Bande à part.

ときどき自分のどこかの部品が壊れてしまって自分がはなればなれになって露も知らないはるか遠くへ行ってしまう感覚が身体から意識から離れないことがある。どうせならいっそのことすべてが壊れてしまえばいいのにと思う。久々にそんな気分だった。やはり生まれながらに不良品だ。引きたかったな、当たりくじ。

どうやら月曜日が大変忙しいこともあって火曜日は疲れがたまってしまっているようで、今日は二限が休講だったから異常なくらい眠ってしまった。そのせいで今日は頭が働かなかった。

それでもしょうがないから遅れたけどホンゴーに行ってニシガキ先生の授業を受けて、前回書いたことが間違っていて落ち込みつつ授業中に昨日考えたシミュレーションモデルについて考えていた。面白いシミュレーションになりそうだ。ボスにも相談しよう。

授業後は相変わらず哲学を専攻してる人と話し込む。アカデミズムからは受け入れられないけど、だからといって俗世的でもない学問が生き延びるにはどうしたらよいかということについて議論。支持者を得るのが難しいですよね、ということで意見が一致。途中で彼の知り合いの女性が出てきて、素敵な笑顔で立ち去っていったが、彼女はカントが専門らしい。人は見かけによらないのである。

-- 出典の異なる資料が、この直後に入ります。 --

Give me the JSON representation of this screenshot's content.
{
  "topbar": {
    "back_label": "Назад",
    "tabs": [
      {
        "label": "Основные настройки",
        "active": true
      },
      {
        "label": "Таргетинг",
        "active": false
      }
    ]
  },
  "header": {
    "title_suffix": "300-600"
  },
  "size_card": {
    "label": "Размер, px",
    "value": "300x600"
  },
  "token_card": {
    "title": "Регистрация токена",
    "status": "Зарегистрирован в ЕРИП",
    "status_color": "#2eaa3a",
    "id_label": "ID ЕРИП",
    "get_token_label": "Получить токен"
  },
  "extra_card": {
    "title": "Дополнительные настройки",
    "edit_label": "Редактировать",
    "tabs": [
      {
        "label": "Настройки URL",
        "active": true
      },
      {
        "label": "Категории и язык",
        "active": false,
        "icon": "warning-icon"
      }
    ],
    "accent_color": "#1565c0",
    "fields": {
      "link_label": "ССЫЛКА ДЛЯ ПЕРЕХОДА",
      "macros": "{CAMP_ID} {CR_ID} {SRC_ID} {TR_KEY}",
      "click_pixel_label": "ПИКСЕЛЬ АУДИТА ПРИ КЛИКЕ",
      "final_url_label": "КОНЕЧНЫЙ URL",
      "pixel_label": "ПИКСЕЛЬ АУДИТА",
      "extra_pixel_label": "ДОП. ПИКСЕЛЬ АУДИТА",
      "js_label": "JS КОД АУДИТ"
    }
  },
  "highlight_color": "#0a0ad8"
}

そんなこんなで今日もすごく晴れていて気持ちが良かった。図書館の前の噴水があげる水しぶきが沈みゆく夕日に照らされる様子を見ていると三年前に友人たちと行った沖縄で見た虹を思い出した。あれから三年も経ったのか。就職を選んだやつ、留学したやつ、そのまま大学院に進学したやつ、外に出た自分、様々だ。車の窓を全開にして音楽を口ずさみながら海沿いの道を走り、バカみたいに無邪気に砂浜を駆け回り、アホみたいに必死になってカヤックを漕いだ仲間たちは今頃どうしているだろう。離れてみて、失ってみて初めて大事なものに気づくということを僕は何度も何度も繰り返し繰り返し経験してきたというのに、いつも後から気づく。拭えない喪失感。大切なものはしっかりと抱きしめておかなければいけない。しっかりと。それでも。それでも、指の、腕の、隙間から、あいだから、少しづつ、少しづつ、零れてゆく。

「あなたは愛する人をなくしたことがある?」

「何度かね」

「それで今はひとりぼっちなのね?」

「そうでもないさ」とベルトに結んだナイロンのロープを指でしごきながら私は言った。「この世界では誰もひとりぼっちになることなんてできない。みんなどこかで少しづつつながってるんだ。雨も降るし、鳥も鳴く。腹も切られるし、暗闇の中で女の子とキスをすることもある」

「でも愛というものがなければ、世界は存在しないのと同じよ」と太った女の子は言った。「愛がなければ、そんな世界は窓の外をとおりすぎていく風と同じよ。手を触れることもできなければ、匂いをかぐこともできないのよ。どれだけ沢山の女の子をお金で買っても、どれだけ沢山のゆきずりの女の子と寝ても、そんなのは本当のことじゃないわ。誰もしっかりとあなたの体を抱きしめてはくれないわ」

「そんなにしょっちゅう女の子を買ったり、ゆきずりで寝てるわけじゃないさ」と私は抗議した。

「同じことよ」と彼女は言った。

 まあ、そうかもしれない、と私は思った。誰かが私の体をしっかりと抱きしめてくれるわけではないのだ。私も誰かの体をしっかりと抱きしめるわけではない。そんな風に私は年をとりつづけているのだ。海底の岩にはりついたなまこのように、私はひとりぼっちで年をとりつづけるのだ。